The sma-1 allele encodes a homolog of β-H spectrin, which is a heterodimeric molecule composed of α, β, and βH subunits [23]. In C. elegans the βH-spectrin is a part of the cytoskeletal network within the inner cell membrane. βH-spectrin works by providing the cell with structural stability and is required for proper embryogenesis and pharyngeal morphogenesis [28]. Sequence analysis confirmed PAS154 is a novel allele mutant for βH-spectrin, previously documented alleles of sma-1 share the sma-1(lfc1) phenotype of a small body phenotype and short, fat pharynx [23].

The PAS136 amorphous pharynx phenotype

We hypothesize the extreme disorganization of the pharyngeal muscles and marginal cells of PAS136 homozygous L1 progeny are caused by a mutation in a gene responsible for morphology and cell adhesion. Through genetic mapping techniques including SNP mapping, complementation analysis and RNA interference, the location and function of the PAS136 allele to a 4.6 cM interval on the right arm of Chromosome I, a region with 322 predicted genes. After using RNAi to test 39 genes with predicted L1 lethality in this region, we found a candidate gene, lam-3, with a nearly identical phenotype [29]. lam-3 encodes laminin α-2 ortholog, and has been shown to be integral to remodeling of the extracellular matrix [24]. Although complementation of PAS136 and lam-3 worms and DNA sequence of the PAS136 lam-3 allele does not support lam-3 as the cause of the disorganized pharynx phenotype; it is possible another nearby gene involved in extracellular matrix organization may be involved.

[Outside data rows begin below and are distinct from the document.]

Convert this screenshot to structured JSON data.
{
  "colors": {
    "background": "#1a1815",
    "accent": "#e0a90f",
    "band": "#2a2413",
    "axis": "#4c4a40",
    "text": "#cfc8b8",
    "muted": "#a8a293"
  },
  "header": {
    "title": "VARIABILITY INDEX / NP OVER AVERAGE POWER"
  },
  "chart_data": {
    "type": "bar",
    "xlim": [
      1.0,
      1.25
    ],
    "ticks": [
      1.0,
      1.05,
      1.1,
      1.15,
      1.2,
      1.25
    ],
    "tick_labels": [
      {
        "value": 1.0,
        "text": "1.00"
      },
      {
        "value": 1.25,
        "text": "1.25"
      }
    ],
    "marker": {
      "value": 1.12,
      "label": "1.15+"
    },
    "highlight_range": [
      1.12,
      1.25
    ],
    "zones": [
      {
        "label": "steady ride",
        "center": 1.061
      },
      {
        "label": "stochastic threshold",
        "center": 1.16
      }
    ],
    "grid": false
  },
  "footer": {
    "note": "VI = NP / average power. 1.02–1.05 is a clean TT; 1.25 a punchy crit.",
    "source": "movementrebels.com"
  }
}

PAS136 mutant organisms exhibit abnormal pharyngeal adherens junctions

The AJM-1 adherens junction protein that is present in the basal domain of the C. elegans apical junction along with DLG-1 [30]. These basal domains of the apical junctions are known to regulate adhesion in the pharynx [31]. The lack of consistent staining AJM-1 antibody in the pharynx of PAS136 embryos suggests that a disruption to the adherence of one cell to another is contributing to the mutant phenotype, specifically in the pharynx since adherens junction staining in other areas of the embryo is nearly normal. This implies that the allele mutated in PAS136 may be specific to the pharynx, although it is possible that AJM-1 or accessory proteins such as DLG-1, LET-413, or HMP-1 are specifically missing pharyngeal enhancers necessary for tissue specific expression1 [30]. In addition, it is likely that there is some redundancy in the proteins involved in adhesion complexes in C. elegans. This hypothesis is supported by the hmp-1, hmp-2, and hmr-1 mutants that demonstrate a variety of non-identical adhesion defective phenotypes that differ throughout the worm [30], [32]. This suggests that there must be other proteins that are sufficient to maintain the adhesion complexes in the absence of other vital proteins. Since PAS136 appear to only suffer adhesion defects in the pharynx, it is likely the mutation of a gene crucial for pharynx adherens junctions but redundant in those in the hypodermis and other tissues is causing the phenotype.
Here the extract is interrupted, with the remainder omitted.